Yes, for some of you, I know that is a rhetorical question. For me, it was not something I thought a lot about when Alex was born. I did not envision she would be my athlete, but, wow - was I wrong.
Alex did not start walking until she was at least 2 1/2 - with kids with down syndrome this is not unusual. The low muscle tone makes it difficult for the child's hips and legs to act together to walk. In Alex's case, because we were seeing the cardiologist, we also found she had an issue getting blood to her lower extremities. If this had not been discovered - she would still not be walking. So, when she was 21 months old - she had coarctation of the aorta repair. I think tomorrow I may share that story.
Tom, our third child was born when Alex was a little over two years old. This meant that for a long time we had a double stroller and I was carrying two children up and down stairs, into cars and generally all around. The image of this still makes me laugh - but for a period in my past I was very strong. Good thing I was young.
Once Alex began to walk she was unstoppable. She often used a mobile aide to help her as she found her strength. We had a walker for her - but in some cases she preferred Tom's stroller with Tom inserted. One of my favorite (but scary) memories was the time John was outside with the kids - and as most parents know - it only takes a second. Alex managed to turn Tom's stroller around and started to take him on a tour of our neighborhood. Thankfully, some adult walkers intervened, turned then around, and brought them home. This image of my 3 year old daughter with down syndrome and her six month old brother taking in the sights of suburban Chicago still brings tears to my eyes.
At five years old, the team sports began and have not stopped. We started with tee ball - which in itself was quite amusing. As Alex was still trying to work out her gait - which according to the physical therapist was nothing to worry about - she just needed strength - she would often stumble over her feet when running the bases. Once again this makes me smile - not at my daughter's misfortune, rather at the gasps from the other parents as I chuckled at Alex.
The next sports were softball, soccer, swimming, and ice skating. We were told in order to keep Alex strong we should stress sports. Then we went on to basketball, skiing, horseback riding, tennis and a successful attempt at snowboarding. During the Special Olympic season, Alex participates in bowling, skiing, snow shoeing, swimming and track and field. She loves all of these sports and will pour her heart in to them. I am so excited she will have the opportunity to share her passion with the 3,000 other athletes at the Olympic Games.

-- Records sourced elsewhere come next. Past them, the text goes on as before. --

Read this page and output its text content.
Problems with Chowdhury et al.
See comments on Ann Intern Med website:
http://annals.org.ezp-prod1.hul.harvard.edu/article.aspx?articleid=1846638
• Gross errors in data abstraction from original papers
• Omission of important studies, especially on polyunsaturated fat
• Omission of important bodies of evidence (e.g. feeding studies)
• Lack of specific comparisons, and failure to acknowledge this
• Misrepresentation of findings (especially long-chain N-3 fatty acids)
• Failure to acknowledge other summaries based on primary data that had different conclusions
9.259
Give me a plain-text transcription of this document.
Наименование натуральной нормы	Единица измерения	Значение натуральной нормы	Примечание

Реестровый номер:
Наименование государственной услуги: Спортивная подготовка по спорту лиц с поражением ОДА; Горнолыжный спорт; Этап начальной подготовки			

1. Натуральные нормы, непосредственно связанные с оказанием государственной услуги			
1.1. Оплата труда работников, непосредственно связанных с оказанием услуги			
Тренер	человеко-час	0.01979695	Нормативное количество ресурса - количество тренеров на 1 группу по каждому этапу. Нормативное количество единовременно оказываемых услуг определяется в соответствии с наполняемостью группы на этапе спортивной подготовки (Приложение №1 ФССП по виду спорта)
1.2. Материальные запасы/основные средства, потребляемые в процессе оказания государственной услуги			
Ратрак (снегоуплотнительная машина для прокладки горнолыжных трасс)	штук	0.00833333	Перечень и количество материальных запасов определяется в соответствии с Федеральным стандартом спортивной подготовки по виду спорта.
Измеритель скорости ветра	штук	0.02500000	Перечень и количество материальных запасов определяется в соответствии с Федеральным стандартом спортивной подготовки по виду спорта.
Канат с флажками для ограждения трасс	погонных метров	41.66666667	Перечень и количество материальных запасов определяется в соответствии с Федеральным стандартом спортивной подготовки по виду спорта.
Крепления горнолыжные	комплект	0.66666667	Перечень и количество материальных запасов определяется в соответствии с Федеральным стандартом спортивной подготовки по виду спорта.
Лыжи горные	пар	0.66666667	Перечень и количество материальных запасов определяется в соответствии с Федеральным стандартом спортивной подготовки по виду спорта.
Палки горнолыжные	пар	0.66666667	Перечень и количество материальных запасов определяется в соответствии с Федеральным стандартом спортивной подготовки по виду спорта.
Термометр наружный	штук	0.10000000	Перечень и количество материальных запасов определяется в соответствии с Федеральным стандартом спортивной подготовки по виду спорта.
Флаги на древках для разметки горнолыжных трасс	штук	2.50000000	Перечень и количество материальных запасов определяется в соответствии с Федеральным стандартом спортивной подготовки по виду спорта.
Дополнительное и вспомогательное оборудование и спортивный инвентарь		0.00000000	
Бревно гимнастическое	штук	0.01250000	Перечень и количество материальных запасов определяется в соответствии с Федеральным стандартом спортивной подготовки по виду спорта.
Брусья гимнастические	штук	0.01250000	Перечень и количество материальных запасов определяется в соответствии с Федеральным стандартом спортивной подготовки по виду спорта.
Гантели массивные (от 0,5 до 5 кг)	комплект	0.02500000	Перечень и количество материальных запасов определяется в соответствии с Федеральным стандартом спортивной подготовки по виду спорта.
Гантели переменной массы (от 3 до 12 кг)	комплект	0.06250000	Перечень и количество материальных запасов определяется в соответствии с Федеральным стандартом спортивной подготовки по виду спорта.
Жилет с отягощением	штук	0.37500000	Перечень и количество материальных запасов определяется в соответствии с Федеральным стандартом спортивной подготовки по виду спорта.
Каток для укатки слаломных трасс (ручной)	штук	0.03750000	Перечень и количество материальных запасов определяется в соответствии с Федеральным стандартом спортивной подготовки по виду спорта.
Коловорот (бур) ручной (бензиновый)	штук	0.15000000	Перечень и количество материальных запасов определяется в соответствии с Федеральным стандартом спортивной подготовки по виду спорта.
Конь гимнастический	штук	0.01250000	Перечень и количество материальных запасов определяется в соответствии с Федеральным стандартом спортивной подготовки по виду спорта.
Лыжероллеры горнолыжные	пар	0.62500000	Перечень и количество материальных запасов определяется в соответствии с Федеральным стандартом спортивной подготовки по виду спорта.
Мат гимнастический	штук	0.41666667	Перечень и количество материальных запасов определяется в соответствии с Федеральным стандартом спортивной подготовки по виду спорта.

To set the record straight - Alex is never the best player on a "regular" sports team - but in her early years she was never the worst. As her peers have grown, they have surpassed her in every way - but she has also grown - just at a much slower rate. Many of her team mates have been kind and caring - some have not. But her pride in a job well done trumps them all.
Our most recent experience on the JV basketball team at high school was one of our best. The coach insisted that Alex play and the girls had "Alex plays" - one on defense and one on offense. The offensive play consisted of the girls feeding Alex and blocking the defenders in order for Alex to score. This was successful more than once - and not only was Alex proud of her goals, so was her coach, her teammates and the audience.
Sometimes, when I have had a bad Alex day, I listen, in my mind, to the applause that accompanied Alex's basketball goals last winter and it lifts my spirits. Once again - another unsung hero in lives.